Every time I drive up La Bajada, I think about those first Spanish settlers, dragging their oxen and wagons up a road, crudely hacked out of the hard, black basalt. It must have been a miserable task, and given the danger, at an untold cost in lives of people and animals. At the top though, their goal became apparent – the base of the southernmost stretch of the Sangre de Cristo mountains and the flat span of land that would become home to the city.
Founded in 1610, Santa Fe is the oldest capital and second oldest (to Saint Augustine, 1565) European-founded city in the United States. And while most of us think about the Pilgrims and the Massachusetts Bay Colony, the area around our state capital was well-settled almost 25 years before those Pilgrims decided to end their exile in Holland. As the capital of the Spanish Province of Nuevo Mejico, Santa Fe remained in Spanish and then independent Mexican hands throughout the 18th and early 19th centuries and served as the western terminus of the Santa Fe Trail which opened trade between the colonies of Spain and the growing United States. Trade ultimately was New Spain’s downfall- with obvious riches and plentiful land, the United States declared war and defeated the newly independent country of Mexico and gained the entirety of the former Spanish southwest with the treaty of Guadalupe Hidalgo in 1848.
This time of year, the growers bring in late season crops – apples, carrots, turnips and chiles. It’s also the season when ristras (wreathes of dried chiles) and sagebrush “smudge sticks” make their first appearances. Chile is roasting fresh which imparts that special aroma, unique to this part of the world. Adding to the ambience today was a troupe of marimba players, knocking out tunes for an appreciative crowd of locals and tourists.

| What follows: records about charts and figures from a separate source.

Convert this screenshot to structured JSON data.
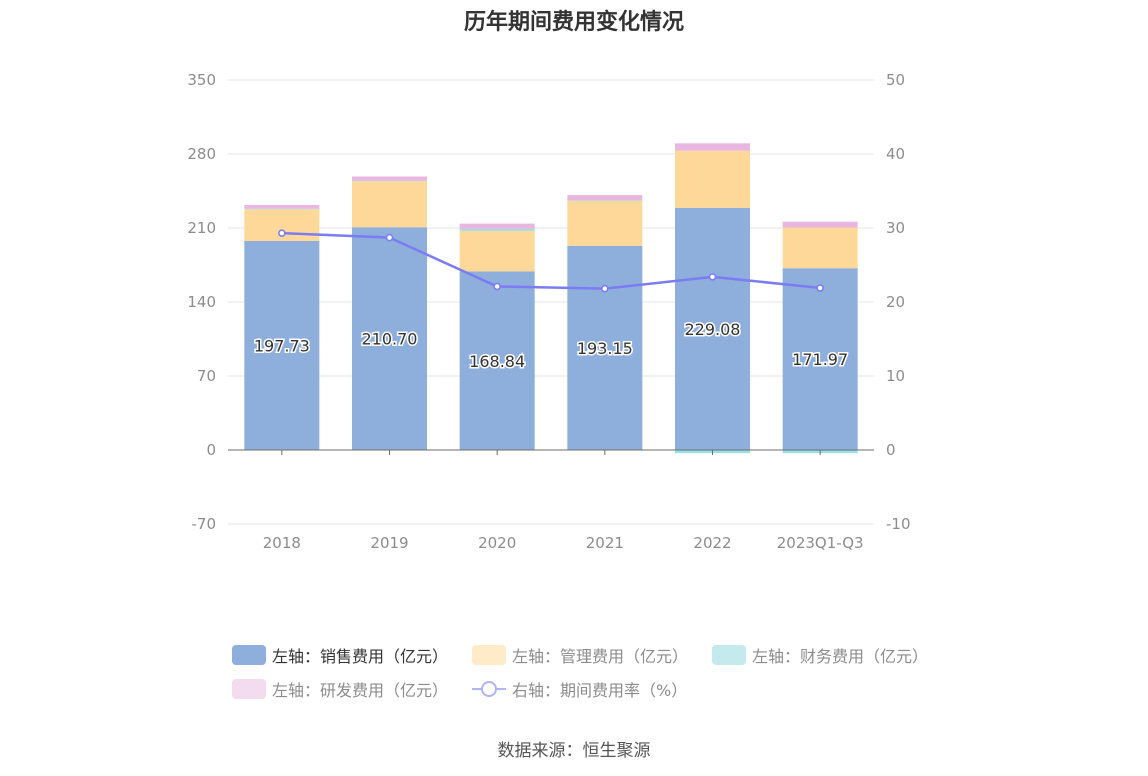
{
  "chart_data": {
    "type": "bar",
    "title": "历年期间费用变化情况",
    "categories": [
      "2018",
      "2019",
      "2020",
      "2021",
      "2022",
      "2023Q1-Q3"
    ],
    "y_left": {
      "ticks": [
        350,
        280,
        210,
        140,
        70,
        0,
        -70
      ],
      "ylim": [
        -70,
        350
      ]
    },
    "y_right": {
      "ticks": [
        50,
        40,
        30,
        20,
        10,
        0,
        -10
      ],
      "ylim": [
        -10,
        50
      ]
    },
    "series": [
      {
        "name": "左轴：销售费用（亿元）",
        "type": "bar",
        "axis": "left",
        "color": "#8eaedb",
        "values": [
          197.73,
          210.7,
          168.84,
          193.15,
          229.08,
          171.97
        ],
        "labels": [
          "197.73",
          "210.70",
          "168.84",
          "193.15",
          "229.08",
          "171.97"
        ]
      },
      {
        "name": "左轴：管理费用（亿元）",
        "type": "bar",
        "axis": "left",
        "color": "#fed899",
        "values": [
          30.0,
          43.5,
          38.5,
          42.5,
          54.0,
          38.5
        ]
      },
      {
        "name": "左轴：财务费用（亿元）",
        "type": "bar",
        "axis": "left",
        "color": "#98e0e4",
        "values": [
          0.5,
          0.5,
          1.8,
          0.5,
          -3.0,
          -3.0
        ]
      },
      {
        "name": "左轴：研发费用（亿元）",
        "type": "bar",
        "axis": "left",
        "color": "#e8b6e0",
        "values": [
          3.5,
          4.0,
          5.0,
          5.0,
          7.0,
          5.5
        ]
      },
      {
        "name": "右轴：期间费用率（%）",
        "type": "line",
        "axis": "right",
        "color": "#7b7cf3",
        "values": [
          29.3,
          28.7,
          22.1,
          21.8,
          23.4,
          21.9
        ]
      }
    ],
    "grid": true,
    "legend_position": "bottom"
  },
  "legend": {
    "items": [
      {
        "label": "左轴：销售费用（亿元）",
        "color": "#8eaedb",
        "active": true
      },
      {
        "label": "左轴：管理费用（亿元）",
        "color": "#ffebc8"
      },
      {
        "label": "左轴：财务费用（亿元）",
        "color": "#c4eaee"
      },
      {
        "label": "左轴：研发费用（亿元）",
        "color": "#f3dcef"
      },
      {
        "label": "右轴：期间费用率（%）",
        "color": "#b0b4f6"
      }
    ]
  },
  "source": "数据来源：恒生聚源"
}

We did our typical wandering about, picking up some goodies here and there. I finally connected with the artist Michael Colombo who does block prints with designs based on ancient Native American motifs, on paper handmade by his wife Barbara Barkley. Having bought a piece of theirs in the past, I’d had an eye out for them over the last year or so and recently, they’d re-appeared at the market a month or so ago. On that visit, I’d asked for print of a raven and Barbara had promised she’d get one done and call me, which she didn’t. But there they were there, and we finally connected amidst an exchange of “Oh my god I’m so sorry” and “Not to worry.” At least I got it.
An hour or two is usually enough to do a good job of covering the food and the art and the shop across the tracks so it was back to the car and home to feed the ever-patient ponies waiting out back.